Boyd began to cut timber on Mades Island in March but told Anderson’s Vice President, Lee Crisler, who scaled the logs, to mark separately “as upper end” the record of the logs taken from Mades Island. Boyd told Crisler in May that the reason for the separate record was because of plaintiffs’ claim of ownership and that the money for these logs would be held separately. Three of the plaintiffs went to the Island early in May, told the men there (including the foreman) that the land belonged to them and ordered them to stop cutting. Plaintiffs then went to a lawyer, Theodore Bruere, who contacted Mr. Mayer. After meeting with plaintiffs and Bruere, Mayer suggested that a suit be filed to determine title. Mr. Mayer said nothing came of this meeting but soon afterwards Boyd brought him a letter from William Waye, a lawyer employed by plaintiffs, which was dated May 22, 1956 and was as follows: “The Mades heirs were [396]*396in my office this morning and complained you were cutting a lot of timber off of their island in the Missouri River. This land apparently belongs to the Mades, and if what they tell me is true, you might be in for heavy penalties for your conduct in this matter. Before moving any such timber it will be necessary that this matter he cleared up and I trust that you will get in touch with me at an early date so that this matter can be cleared up.” Mr.
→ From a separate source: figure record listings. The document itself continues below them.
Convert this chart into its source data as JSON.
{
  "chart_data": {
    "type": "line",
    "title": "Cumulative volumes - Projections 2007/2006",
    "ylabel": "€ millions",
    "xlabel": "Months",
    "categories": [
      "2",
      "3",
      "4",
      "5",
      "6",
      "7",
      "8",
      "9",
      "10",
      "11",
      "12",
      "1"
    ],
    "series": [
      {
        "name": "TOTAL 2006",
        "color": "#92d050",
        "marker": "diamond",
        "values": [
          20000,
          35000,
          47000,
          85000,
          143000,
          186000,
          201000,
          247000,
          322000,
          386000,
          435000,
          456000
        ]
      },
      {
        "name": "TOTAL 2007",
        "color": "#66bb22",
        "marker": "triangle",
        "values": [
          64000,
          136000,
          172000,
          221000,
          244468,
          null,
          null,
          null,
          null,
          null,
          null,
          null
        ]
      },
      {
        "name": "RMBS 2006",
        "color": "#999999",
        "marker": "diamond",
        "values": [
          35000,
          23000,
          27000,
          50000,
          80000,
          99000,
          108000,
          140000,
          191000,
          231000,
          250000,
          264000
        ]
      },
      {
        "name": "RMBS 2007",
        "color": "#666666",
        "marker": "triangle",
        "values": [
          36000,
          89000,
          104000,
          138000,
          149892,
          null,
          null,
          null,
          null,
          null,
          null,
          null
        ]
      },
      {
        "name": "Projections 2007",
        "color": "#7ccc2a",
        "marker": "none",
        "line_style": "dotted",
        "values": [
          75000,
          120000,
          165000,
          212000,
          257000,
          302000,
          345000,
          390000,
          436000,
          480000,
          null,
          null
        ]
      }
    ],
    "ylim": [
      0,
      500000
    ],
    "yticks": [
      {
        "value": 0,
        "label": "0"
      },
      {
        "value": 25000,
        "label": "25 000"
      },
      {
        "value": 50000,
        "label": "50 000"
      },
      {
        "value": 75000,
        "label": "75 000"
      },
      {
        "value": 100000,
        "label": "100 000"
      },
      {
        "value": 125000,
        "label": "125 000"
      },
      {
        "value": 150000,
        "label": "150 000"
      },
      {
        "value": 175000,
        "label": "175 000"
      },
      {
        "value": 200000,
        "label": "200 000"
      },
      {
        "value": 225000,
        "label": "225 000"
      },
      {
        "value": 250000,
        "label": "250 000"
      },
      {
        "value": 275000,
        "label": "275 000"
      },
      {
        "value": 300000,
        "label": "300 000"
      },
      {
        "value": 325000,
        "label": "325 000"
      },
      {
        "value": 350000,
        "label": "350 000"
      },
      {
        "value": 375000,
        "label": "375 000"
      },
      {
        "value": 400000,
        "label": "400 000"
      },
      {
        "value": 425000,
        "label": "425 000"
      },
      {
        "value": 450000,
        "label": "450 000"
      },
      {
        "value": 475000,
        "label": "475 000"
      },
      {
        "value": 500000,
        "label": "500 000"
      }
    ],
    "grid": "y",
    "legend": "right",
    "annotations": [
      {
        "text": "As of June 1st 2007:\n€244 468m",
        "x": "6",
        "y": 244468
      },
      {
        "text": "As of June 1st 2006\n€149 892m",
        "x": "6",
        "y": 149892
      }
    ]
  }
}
Mayer then had a conference with Mr. Waye and was informed that Mr. Waye was having' title run by an abstract company. Mr. Mayer said it was understood that no more timber would be cut on the land claimed by plaintiffs hut that processing of trees cut and lying on the ground would be completed and an escrow agreement set up to hold the money and Boyd was so informed. However, before the end of the year Mr. Waye died. In October 1956, some of the plaintiffs went to New Madrid to see Crisler and demanded payment. They also saw Boyd but were told that it was the responsibility of Lei-weke to straighten this out. Leiweke did hold $1,877.21 (based on the “upper end” record) in its bank account until 1958 when it was distributed to its shareholders. This suit was brought in 1960.